This review contains unmarked spoilers.
Les Mierables, directed by Tom Hooper, is an adaptation of the English-language musical translated from the French musical based on the French book (all of the same name) written by Victor Hugo. It stars Hugh Jackman as Jean Valjean, a petty criminal who served 19 years hard labour for repeated attempts at escape, finally earning his parole. He breaks it to lead a better life and is pursued by Inspector Javert, played by Russell Crowe, and helps Fantine (Anne Hathaway) by adopting her impoverished daughter, Cosette (Amanda Seyfried).
Les Miserables is difficult to dissect as a film because it is based on a musical based on a book. In my opinion, the good parts of the film (Anne Hathaway, Hugh Jackman) made the bad parts (Eponine’s role completely butchered, Eddie Redmayne as Marius) bearable. I am a big fan of the musical and know it backwards, so to see so many unnecessary butchered parts seemed a waste of talent and storytelling. In fact, there were several times when things had been altered so as to make the rest of the story not make sense. My biggest problem is that Valjean had absolutely zero interaction with Marius until he rescued him from the barricade. Valjean sings the most beautiful song ‘Bring Him Home’ all about how Marius was like a son to him, but at that point in the film, Marius didn’t even know Valjean existed. Many of Eponine’s bit parts were removed and she was killed at the barricade too early, leaving her messenger role to Gavroche and making her unrequited love seem petty and misguided rather than the epic love triangle it is supposed to be. Many songs had a verse removed or consisted of only one verse (‘Turning’). However, I do approve of Hooper filming live, instead of having his cast mime along to pre-recordings.
I also had issues with the direction of the film. The better actors among the cast really brought the most amazing emotional impact amongst the audience, but Hooper had an idea of filming entire emotional songs without breaking from the actors. I’m a little torn about this approach, because I got bored during the songs, but I understand that he did it for the emotional impact which, in the end, was achieved. However, this was only done with the better singers AND actors amongst the cast – Redmayne’s rendition of Empty Chairs at Empty Tables was cut (as he is not so strong an actor), as was Javert’s suicide (as he is not so strong a singer), whereas Fantine’s I Dreamed a Dream and Valjean’s Soliloquy were both filmed in one shot. However, I have to commend the inclusion of the song Valjean sings as he takes young Cosette away.

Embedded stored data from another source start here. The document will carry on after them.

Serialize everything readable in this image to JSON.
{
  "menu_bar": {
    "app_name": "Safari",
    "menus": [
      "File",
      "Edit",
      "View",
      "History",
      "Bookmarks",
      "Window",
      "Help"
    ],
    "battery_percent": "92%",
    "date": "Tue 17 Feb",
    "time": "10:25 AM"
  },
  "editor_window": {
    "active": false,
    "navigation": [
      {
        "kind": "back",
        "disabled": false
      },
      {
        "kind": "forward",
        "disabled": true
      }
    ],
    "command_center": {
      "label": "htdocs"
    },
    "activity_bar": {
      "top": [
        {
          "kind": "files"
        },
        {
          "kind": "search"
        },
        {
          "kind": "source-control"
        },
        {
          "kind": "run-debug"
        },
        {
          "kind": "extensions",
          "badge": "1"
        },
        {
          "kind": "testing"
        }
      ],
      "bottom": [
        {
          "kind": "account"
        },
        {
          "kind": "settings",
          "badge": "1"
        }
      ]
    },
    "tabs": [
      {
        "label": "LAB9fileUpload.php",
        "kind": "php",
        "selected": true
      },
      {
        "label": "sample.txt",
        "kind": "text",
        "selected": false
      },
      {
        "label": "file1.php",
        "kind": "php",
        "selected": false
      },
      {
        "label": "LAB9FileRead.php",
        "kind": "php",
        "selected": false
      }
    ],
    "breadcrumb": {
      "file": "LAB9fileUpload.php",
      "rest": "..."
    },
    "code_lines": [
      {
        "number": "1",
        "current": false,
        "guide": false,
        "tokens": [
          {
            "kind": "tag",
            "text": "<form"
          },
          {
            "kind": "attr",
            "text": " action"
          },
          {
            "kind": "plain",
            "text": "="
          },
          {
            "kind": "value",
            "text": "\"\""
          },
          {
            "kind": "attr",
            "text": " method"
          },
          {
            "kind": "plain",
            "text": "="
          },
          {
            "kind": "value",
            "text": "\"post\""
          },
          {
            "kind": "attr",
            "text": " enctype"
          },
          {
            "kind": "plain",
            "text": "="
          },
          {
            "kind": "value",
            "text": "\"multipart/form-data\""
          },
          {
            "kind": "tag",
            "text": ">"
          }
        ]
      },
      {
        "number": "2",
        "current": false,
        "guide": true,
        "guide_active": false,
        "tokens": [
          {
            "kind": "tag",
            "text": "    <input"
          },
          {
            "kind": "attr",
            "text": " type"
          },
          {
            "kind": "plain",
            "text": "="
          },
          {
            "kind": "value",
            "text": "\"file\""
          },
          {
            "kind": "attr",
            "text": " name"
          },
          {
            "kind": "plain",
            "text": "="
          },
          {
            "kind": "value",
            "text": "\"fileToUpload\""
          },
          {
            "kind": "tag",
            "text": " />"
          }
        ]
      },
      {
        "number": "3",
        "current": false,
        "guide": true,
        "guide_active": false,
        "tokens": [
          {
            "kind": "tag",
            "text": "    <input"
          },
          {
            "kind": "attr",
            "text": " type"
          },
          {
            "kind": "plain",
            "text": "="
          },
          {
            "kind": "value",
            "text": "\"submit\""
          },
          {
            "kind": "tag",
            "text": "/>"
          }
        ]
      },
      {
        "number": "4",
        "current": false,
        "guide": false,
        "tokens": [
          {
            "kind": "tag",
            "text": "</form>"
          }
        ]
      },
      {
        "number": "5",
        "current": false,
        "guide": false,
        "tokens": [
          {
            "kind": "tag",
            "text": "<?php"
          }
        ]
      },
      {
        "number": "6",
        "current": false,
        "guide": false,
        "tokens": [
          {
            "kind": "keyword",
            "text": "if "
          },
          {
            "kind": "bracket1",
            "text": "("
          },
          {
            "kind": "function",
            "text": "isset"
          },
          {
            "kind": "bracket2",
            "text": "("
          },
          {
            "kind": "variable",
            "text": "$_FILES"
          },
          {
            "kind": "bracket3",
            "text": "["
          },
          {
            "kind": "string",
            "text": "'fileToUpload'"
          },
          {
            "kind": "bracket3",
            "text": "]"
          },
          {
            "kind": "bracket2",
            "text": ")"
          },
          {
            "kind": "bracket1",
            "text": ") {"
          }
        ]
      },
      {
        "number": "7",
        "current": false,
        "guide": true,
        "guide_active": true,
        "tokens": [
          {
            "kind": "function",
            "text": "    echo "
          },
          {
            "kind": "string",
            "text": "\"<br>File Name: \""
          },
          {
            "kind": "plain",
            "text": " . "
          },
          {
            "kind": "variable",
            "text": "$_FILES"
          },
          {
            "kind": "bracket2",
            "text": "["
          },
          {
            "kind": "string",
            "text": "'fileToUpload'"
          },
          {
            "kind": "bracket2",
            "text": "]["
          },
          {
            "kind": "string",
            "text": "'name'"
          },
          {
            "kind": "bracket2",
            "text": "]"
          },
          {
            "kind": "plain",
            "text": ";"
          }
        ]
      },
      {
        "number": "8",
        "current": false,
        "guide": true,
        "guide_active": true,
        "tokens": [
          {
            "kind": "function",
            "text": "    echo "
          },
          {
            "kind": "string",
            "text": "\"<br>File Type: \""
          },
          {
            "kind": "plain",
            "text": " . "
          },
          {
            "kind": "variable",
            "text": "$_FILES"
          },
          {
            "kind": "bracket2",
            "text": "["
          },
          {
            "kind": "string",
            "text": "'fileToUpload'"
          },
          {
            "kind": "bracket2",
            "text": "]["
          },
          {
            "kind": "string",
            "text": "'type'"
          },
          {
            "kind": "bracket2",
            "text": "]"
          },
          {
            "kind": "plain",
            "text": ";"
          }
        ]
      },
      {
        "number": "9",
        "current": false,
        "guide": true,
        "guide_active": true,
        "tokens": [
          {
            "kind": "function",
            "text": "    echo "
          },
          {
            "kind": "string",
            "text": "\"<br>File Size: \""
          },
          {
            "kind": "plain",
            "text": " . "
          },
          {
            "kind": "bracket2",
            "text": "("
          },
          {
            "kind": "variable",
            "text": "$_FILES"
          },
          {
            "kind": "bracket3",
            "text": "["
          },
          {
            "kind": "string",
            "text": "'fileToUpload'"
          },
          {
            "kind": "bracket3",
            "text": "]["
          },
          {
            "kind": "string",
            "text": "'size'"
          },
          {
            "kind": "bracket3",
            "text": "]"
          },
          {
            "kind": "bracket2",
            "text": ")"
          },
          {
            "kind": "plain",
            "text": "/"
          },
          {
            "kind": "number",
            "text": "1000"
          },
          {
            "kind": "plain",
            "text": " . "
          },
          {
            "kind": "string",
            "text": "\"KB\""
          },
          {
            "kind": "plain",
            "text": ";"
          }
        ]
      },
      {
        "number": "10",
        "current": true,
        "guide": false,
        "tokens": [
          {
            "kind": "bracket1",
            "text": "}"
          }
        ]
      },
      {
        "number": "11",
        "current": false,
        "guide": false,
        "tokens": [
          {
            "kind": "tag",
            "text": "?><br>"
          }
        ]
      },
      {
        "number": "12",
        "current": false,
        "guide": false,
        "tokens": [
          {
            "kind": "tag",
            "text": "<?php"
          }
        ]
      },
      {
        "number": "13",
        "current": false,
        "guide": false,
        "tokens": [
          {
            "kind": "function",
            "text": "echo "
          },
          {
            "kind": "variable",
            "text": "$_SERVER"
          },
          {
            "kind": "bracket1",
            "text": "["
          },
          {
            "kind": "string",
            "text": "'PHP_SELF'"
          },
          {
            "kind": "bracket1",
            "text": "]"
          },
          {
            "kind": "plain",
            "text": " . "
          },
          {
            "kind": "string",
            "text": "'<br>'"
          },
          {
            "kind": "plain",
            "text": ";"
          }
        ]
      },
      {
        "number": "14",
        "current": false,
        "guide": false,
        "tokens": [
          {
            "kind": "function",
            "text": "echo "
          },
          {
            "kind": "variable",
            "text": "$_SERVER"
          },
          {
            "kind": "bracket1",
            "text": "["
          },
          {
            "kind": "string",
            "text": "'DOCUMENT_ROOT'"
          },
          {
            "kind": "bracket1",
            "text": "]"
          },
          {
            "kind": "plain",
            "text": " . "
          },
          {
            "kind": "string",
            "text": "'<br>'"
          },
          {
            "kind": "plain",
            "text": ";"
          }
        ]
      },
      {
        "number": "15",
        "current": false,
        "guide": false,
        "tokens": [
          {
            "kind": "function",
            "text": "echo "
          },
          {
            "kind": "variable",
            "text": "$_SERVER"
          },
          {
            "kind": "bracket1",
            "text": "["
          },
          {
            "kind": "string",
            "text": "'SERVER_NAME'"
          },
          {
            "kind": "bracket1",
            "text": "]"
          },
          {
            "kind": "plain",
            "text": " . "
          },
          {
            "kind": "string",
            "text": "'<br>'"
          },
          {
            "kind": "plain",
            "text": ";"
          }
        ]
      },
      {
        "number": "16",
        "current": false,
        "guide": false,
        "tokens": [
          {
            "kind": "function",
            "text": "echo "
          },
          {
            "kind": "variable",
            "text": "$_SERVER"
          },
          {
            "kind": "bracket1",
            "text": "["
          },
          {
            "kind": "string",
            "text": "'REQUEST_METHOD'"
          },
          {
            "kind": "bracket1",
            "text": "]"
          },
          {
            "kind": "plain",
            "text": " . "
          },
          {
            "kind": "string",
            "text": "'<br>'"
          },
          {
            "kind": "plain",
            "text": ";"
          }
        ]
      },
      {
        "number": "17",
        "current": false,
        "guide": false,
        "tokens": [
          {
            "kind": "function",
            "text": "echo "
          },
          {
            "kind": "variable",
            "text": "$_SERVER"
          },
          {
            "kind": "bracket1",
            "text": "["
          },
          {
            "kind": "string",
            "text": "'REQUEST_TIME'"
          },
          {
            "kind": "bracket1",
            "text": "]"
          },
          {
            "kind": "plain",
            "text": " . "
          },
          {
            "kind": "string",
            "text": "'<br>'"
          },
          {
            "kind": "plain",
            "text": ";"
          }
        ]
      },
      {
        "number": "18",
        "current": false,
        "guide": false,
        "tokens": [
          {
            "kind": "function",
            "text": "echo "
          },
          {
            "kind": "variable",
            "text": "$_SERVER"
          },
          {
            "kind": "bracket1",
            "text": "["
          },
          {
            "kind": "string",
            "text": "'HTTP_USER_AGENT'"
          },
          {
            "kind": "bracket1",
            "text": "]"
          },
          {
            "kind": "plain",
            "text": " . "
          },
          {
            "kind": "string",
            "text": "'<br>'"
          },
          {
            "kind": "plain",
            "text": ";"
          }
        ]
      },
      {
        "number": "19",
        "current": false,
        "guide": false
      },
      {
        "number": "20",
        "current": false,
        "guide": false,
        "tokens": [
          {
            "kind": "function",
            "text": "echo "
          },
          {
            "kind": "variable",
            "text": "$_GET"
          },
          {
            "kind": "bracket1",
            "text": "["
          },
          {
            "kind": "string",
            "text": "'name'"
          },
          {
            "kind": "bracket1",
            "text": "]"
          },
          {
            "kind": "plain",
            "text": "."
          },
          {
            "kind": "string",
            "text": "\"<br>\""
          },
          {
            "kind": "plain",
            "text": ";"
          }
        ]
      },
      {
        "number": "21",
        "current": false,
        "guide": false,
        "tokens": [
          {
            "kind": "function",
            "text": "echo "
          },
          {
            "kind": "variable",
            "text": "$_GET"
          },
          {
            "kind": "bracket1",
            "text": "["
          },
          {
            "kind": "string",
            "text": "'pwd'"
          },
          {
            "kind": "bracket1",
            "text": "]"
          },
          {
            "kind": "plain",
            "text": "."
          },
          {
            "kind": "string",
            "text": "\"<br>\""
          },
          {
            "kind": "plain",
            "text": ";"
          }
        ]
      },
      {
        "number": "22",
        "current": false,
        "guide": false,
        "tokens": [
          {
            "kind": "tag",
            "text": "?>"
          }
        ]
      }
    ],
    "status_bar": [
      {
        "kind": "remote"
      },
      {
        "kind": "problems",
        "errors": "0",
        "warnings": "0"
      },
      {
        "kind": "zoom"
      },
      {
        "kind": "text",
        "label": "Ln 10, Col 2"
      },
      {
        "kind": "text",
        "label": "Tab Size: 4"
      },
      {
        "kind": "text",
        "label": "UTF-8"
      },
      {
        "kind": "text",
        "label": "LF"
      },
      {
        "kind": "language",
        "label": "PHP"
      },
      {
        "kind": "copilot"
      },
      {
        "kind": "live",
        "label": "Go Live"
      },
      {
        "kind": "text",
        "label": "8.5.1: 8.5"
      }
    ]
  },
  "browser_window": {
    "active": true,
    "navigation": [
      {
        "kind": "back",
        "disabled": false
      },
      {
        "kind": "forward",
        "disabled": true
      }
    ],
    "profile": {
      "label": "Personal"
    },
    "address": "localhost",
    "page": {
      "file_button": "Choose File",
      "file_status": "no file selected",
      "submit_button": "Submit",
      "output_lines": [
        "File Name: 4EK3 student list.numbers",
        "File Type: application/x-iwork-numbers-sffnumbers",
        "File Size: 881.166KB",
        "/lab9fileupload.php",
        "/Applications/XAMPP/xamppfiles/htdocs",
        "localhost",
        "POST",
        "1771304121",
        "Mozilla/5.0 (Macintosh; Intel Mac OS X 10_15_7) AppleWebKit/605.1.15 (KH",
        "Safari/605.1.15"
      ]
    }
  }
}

I also have to give kudos to Anne Hathaway who was truly amazing as Fantine (seriously, she should win ALL THE AWARDS). Russel Crowe was amazing as the unbreaking Javert, although the role seemed a little high for his much rockier voice. Hugh Jackman was sensational as Valjean, really giving much more emotional depth to the role than I have ever seen in the musical. Sacha Baron Cohen and Helena Bonham Carter were both amusing and frightening as the Thenardiers, and Samantha Banks did her best with a role (Eponine) that was practically halved from its stage version.
Overall the film is worth seeing for people who have not seen the stage show, or who have but aren’t familiar with it. The changes made for the film might annoy some (as it did me) but like I said earlier, the best bits of the film really make the worst bits that much more bearable.